A species of insect has been living in Britain possibly for hundreds of years without ever being detected until it was seen wallowing in the splendid isolation of a Cumbrian bog.

The obscure shore bug, Saldula melanoscela, is a winged member of the order Hemiptera, the true bugs. Three millimetres long with dark brown and yellow markings interspersed with tufts of golden hair, it is completely harmless.

Stephen Hewitt, keeper of natural sciences at Tullie House Museum, Carlisle, captured the creature on the banks of the river Wampool at Kirkbride and realised he had stumbled on a rarity after he spent days trying to classify it.

"It wasn't a species I had seen before and I couldn't find it in any British reference books. I eventually went to a French book and even though I couldn't read the text very well I recognised this bug," Mr Hewitt said.

He contacted the Natural History Museum in London, and made an identification after comparing the bug against samples sent to him.

"Out of curiosity I went back into the files in Tullie House and discovered we had this bug in here all along. It had been handed over to the museum and had been wrongly identified as another, which looks very like it," he said. "It was an understandable mistake given the old books available to them at the time."

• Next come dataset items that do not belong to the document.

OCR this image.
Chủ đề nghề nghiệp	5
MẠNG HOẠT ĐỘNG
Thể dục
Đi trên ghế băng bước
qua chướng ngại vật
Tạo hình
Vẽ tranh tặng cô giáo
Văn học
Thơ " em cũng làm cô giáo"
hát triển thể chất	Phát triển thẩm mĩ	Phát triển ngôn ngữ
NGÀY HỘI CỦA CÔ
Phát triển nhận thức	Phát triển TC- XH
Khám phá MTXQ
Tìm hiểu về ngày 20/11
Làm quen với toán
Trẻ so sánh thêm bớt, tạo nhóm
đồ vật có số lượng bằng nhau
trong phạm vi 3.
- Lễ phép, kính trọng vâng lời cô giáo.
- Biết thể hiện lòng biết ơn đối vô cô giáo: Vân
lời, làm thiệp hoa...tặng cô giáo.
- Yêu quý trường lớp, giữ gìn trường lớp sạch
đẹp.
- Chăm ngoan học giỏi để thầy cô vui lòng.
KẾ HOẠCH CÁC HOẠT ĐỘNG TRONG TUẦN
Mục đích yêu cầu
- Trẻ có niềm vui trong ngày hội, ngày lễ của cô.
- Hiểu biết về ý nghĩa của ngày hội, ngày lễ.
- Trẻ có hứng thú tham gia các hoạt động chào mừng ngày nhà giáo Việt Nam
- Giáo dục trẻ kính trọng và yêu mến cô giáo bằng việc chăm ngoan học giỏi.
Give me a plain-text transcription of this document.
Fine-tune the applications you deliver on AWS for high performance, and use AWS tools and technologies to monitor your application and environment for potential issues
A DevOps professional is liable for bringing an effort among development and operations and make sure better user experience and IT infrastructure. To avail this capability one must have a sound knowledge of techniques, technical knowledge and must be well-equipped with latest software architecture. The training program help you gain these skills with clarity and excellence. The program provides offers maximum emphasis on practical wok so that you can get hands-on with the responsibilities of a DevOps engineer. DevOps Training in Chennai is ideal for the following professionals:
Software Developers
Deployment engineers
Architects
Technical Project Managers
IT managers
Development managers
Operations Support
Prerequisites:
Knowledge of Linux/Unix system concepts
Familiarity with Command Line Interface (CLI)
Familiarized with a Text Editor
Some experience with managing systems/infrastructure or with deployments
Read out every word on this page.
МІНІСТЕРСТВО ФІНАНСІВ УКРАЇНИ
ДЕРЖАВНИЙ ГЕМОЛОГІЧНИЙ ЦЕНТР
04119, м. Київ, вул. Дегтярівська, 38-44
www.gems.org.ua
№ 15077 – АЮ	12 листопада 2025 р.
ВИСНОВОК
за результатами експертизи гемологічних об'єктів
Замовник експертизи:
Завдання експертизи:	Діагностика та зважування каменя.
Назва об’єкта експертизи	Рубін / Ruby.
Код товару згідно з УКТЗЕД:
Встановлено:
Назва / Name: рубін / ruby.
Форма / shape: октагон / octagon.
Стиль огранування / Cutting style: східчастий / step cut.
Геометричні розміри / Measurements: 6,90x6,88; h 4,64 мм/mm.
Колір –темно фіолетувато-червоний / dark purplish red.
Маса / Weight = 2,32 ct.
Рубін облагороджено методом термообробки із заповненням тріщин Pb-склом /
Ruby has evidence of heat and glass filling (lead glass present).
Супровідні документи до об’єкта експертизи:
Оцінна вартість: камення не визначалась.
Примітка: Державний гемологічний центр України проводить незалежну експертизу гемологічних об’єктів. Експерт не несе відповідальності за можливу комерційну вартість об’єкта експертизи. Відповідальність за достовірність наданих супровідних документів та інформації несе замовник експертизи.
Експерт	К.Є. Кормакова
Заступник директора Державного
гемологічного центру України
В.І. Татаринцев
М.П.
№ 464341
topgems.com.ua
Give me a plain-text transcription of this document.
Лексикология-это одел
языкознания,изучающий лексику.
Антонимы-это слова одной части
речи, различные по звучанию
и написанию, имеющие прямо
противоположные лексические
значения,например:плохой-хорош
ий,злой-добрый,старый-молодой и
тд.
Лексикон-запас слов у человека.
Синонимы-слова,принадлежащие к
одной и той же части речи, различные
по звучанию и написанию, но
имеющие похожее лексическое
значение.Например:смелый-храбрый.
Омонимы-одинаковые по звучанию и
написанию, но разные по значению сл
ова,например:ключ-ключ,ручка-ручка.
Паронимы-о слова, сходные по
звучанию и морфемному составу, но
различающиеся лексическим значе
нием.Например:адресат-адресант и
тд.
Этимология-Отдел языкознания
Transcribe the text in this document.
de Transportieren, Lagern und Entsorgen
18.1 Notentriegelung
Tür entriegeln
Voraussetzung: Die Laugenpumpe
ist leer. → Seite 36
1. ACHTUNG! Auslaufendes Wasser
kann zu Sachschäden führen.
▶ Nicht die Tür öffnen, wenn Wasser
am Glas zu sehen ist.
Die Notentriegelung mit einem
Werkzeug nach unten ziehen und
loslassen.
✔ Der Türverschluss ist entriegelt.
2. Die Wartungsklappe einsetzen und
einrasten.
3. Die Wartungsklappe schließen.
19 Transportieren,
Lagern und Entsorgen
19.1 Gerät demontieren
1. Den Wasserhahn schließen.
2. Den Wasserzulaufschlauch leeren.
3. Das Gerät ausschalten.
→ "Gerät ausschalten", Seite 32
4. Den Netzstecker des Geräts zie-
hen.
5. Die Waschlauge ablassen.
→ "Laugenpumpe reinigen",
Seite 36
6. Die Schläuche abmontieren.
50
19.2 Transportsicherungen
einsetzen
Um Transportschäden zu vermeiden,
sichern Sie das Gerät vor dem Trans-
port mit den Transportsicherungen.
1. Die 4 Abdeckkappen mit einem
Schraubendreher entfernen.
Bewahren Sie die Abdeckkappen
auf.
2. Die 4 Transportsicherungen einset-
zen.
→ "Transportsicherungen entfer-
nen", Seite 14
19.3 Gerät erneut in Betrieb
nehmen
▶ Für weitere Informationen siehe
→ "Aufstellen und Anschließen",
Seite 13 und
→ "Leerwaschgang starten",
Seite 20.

The museum sample came from a collection made in the Twenties, but the bug might have been present in Britain for centuries without ever being identified. "Previously it was only found as far north as Denmark and had never been identified on these shores. In fact it has probably been here all along for hundreds of years but has never been recognised," Mr Hewitt said.

"It is remarkable that such a relatively large insect has gone undiscovered for so long. It is very exciting to have discovered a species new to British entomologists."